あれからどれくらい寝ていただろうか。多分もう1日は経っている気がする。だんだんと聴覚が回復していく。
ここはどこなのだろうか。少しして、美味しそうな料理の匂いがしてきた。重い瞼を開ける。天井の照明が眩しい。
「あ、優人くん起きた?」
「……はい。怜音ここは……」
「ボクの部屋だよ。あの戦闘のあと、君は意識を失ってたからね。もちろん蓮くんも無事。景斗に確認してもらったから」
それなら良かった。僕は身体を起こそうと、上体を持ち上げる。だけど、なかなか座る体勢になれない。
非常に身体が重い。そして、だるい。こんなに疲れたことは今までなかった気がした。少しして、怜音の部屋に景斗さんが入ってくる。
その表情はとても呆れている様子だった。僕に――いや、蓮になにか問題でもあるのだろうか。
「やっと起きたみたいだね」
景斗さんの第一声。その声色はズンと重かった。
「君が……。いや、蓮さんが使った魔法は禁忌だよ」
「禁忌?」
「そう。あの魔法はかなり危険。失敗すれば記憶を失う。
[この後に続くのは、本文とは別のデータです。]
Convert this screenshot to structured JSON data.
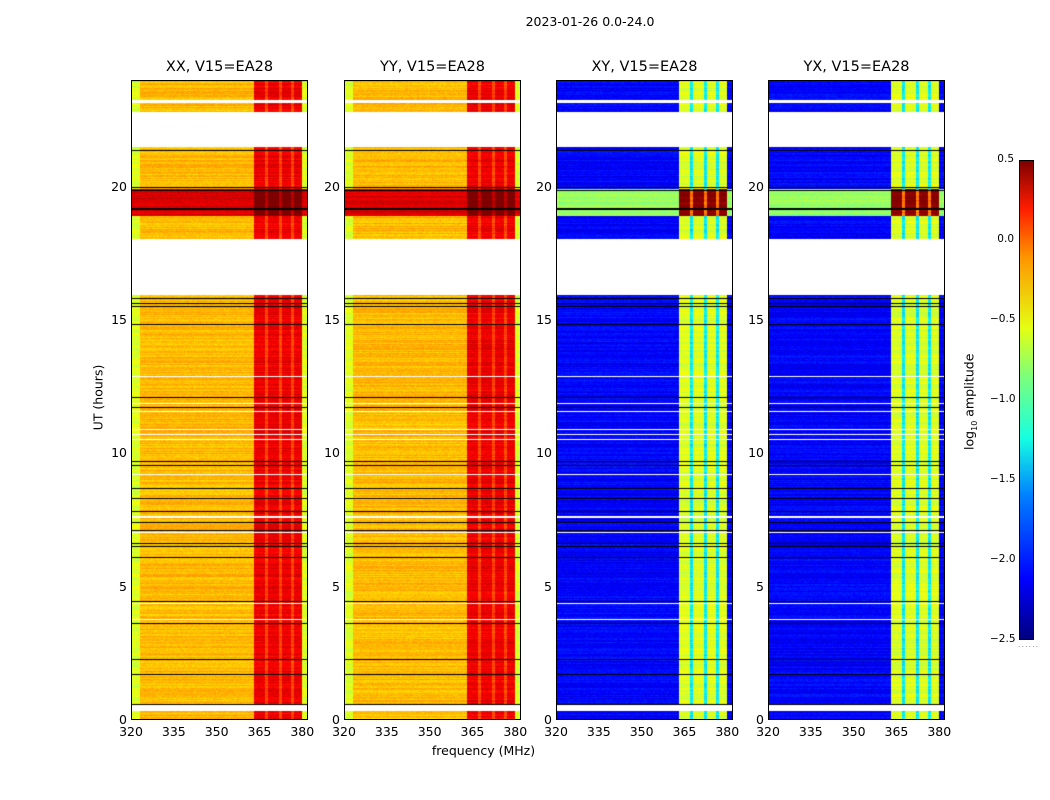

まあ、蓮さんが完成させたのは感心してるけどね」
そんな危険な魔法を――蓮が使ったということは、もしかしたら僕のことを忘れてしまっているかもしれない。
「じゃあ、蓮は……」
「うふふ。気になる?」
「え?」
景斗さんがキャラに合わないような微笑を浮かべた。
「魔法は――」
「はい……」
「問題なかったみたいだよ。蓮さんはすごいねぇ……。あんな巨大な魔法を正しい式で作っていた。僕の指導のおかげ……かな?」
そこで自画自賛するのかと思ったが、魔法は成功していたらしい。つまり、蓮は僕のことをしっかり覚えてくれている。記憶も喪失していない。
それだけで安心した。
「だけど、今はまた寝てるみたいだね……」
「ですね。でも、なんで景斗さんはわかるんですか?」
そうだ。景斗さんは蓮の状況を全部知っている。それも、全て当たっている。それだけでもすごいのに、景斗さんは僕の内側を見れないはずだ。
すると、景斗さんは右袖をまくり上げ始める。そこには紋章の刻印がたくさんついていた。なんだか痛そうにしか見えない。
「たしか……。この紋章だったかな……」
「すごい量ですね……」
「まあね、大半は自分でつけたものだけど……」
景斗さんが紋章を起動させる。すると、彼の瞳が緑色に変化した。
「うん。これだね……。蓮さんはー」
「だから寝てますって……」
「だと思う?」
「え?」
景斗さんは再び微笑を向ける。そして、僕の方へと近づいてきた。
「たしか、ここだったかな?」
彼は僕の目の前に立ち、首の付け根を引っ掻き始める。痛いのに気持ちいいのは何故なのだろうか。
すると、心の中でなにかが動いた。蓮の声が聞こえる――気がする。
「やっぱり、起きてたみたいだね」
「で、でもなんで……」
「それはね――、この紋章は優人さんが来た後につけたんだ。これは優人さんと蓮さんの健康を見守るための紋章。構築するのに時間かかったけどね」
軽くそう言う景斗さんはとても楽しそうだった。でも、これで蓮の意識も確認できたし、改めて一安心だ。
(蓮。聞こえる?)
――『ああ。けど、試作でもあれはキツかったわ。改良しねぇとな……』
(たしかに。もっと安全性を上げないとだね)
僕から見てあの魔法は凄かった。だけど、身体への負担は異常なくらい大きい。そこをなんとかする必要がありそうだ。
それでも、僕は蓮に憧れてしまう。だけど、彼はあくまでも魔生物の欠片。だから、もし僕が彼に近づきすぎたらどうなるかわからない。
でも、彼は僕に協力することを決めてくれた。だから、僕も蓮を信用している。信用し続けたい。いつまでもずっと。
そうしていると、景斗さんは『次は斬さんに用事があるから失礼するね』とだけ言って部屋を出る。
その後僕は怜音から治療を受けて自室へと戻った。